Em setembro de 2022 a Unicef divulgou a pesquisa “Educação brasileira em 2022 – a voz de adolescentes”, em parceria com o Ipec, antigo Ibope. Nela foi divulgado vários desafios na educação, entre eles que dois milhões de crianças e adolescentes de 11 a 19 anos não estão frequentando a escola no Brasil.
2023 é o segundo ano de vigência do que vem sendo chamado de “novo ensino médio”, um dos maiores desafios na educação brasileira. Ele é composto por um currículo básico e mais cinco itinerários formativos, que podem incluir até mesmo ensino técnico. Mas sua aplicação é, até o momento, turbulenta.
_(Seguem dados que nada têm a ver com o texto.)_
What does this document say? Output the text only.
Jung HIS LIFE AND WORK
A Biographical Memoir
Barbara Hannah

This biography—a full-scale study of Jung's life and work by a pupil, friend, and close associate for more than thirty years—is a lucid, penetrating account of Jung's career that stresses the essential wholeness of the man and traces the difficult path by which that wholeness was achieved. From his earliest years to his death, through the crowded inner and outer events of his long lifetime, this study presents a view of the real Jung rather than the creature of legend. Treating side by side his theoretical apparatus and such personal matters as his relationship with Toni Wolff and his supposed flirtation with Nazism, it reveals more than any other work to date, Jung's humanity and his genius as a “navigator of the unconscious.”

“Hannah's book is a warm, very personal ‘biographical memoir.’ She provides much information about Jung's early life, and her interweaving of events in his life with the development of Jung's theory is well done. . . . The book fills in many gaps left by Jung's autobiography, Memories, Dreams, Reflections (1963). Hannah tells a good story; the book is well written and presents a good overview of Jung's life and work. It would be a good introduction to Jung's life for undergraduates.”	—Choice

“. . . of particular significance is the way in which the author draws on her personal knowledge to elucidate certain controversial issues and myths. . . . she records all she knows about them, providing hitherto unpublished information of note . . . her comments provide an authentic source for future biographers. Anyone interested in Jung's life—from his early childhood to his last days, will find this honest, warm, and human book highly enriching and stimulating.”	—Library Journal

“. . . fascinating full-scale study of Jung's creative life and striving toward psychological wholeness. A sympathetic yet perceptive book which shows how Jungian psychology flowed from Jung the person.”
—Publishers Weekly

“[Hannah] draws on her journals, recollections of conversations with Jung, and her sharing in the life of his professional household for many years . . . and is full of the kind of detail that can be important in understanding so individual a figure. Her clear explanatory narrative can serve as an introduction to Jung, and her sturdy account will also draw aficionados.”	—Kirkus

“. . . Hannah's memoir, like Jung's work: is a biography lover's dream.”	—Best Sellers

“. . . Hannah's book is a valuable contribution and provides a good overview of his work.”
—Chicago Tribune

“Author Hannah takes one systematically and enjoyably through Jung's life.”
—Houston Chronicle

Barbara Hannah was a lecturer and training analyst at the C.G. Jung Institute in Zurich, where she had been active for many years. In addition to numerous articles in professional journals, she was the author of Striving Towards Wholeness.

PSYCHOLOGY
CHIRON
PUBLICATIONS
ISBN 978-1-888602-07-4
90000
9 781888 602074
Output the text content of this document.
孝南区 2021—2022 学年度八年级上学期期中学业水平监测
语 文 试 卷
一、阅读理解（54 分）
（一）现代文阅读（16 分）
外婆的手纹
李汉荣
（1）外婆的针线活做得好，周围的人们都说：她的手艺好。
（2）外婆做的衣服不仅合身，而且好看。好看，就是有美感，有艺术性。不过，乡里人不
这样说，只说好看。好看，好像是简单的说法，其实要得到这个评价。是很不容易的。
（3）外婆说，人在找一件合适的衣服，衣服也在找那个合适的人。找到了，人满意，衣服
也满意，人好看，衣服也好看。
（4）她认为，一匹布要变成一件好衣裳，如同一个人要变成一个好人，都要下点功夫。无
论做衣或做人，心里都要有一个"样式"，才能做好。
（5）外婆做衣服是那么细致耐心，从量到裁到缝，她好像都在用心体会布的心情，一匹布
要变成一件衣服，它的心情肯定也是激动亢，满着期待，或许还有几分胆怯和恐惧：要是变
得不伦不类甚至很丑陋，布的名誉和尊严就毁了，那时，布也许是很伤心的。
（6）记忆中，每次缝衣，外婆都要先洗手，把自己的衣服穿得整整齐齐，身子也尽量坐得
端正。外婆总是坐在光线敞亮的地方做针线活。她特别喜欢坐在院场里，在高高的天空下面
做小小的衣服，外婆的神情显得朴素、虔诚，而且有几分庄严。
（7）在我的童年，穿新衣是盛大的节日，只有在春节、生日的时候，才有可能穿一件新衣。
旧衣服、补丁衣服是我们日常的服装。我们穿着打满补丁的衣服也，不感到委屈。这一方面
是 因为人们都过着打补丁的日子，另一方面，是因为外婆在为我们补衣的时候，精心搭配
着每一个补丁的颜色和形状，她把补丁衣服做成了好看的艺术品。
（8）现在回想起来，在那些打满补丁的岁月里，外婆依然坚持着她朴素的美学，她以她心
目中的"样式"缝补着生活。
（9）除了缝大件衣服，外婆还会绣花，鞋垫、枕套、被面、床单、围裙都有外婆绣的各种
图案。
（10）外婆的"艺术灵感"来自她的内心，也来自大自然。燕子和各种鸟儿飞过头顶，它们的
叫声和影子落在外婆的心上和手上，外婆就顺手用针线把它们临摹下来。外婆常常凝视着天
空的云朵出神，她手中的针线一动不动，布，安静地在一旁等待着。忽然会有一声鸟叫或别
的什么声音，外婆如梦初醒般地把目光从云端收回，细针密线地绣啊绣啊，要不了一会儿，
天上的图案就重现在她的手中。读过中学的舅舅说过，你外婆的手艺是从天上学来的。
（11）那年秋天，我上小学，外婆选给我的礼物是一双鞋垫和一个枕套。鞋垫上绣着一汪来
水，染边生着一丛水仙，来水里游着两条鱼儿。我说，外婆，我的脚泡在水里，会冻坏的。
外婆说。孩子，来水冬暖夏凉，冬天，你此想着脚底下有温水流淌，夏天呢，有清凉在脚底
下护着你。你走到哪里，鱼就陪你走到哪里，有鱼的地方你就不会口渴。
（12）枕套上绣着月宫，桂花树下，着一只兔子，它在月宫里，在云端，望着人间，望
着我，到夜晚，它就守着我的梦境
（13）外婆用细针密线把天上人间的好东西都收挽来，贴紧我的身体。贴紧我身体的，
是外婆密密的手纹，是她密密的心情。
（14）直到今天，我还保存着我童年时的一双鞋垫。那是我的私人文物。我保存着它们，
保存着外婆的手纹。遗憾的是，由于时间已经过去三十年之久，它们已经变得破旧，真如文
Diminuição das matérias, ausência de professores e aumento da deficiência de ensino são os principais desafios na educação levantados por estudantes, professores e pesquisadores da área.
Ainda que haja um aumento de escolaridade de docentes no país, o cenário não é bom para o futuro. Jornadas exaustivas, salários baixos e exposição a situações de conflito e perigo atuam contra quando os jovens escolhem ser professores.
A expectativa é que haja déficit de 235 mil professores em 2040, segundo levantamento do Instituto Semesp. As causas citadas acima promovem um efeito de diminuição do interesse dos jovens na docência, o que causaria esse efeito.
Os profissionais que já atuam na área também passam por um momento de turbulência: pontos como defasagem no aprendizado de alunos, falta de engajamento dos pais e dos estudantes e falta de estrutura são citados como principais desafios da profissão na atualidade.
Soma-se isso à necessidade dos professores de se adequar a tecnologias e as novas formas de se transmitir os conteúdos, além da falta de capacitação de muitos desses profissionais para encarar essa nova realidade.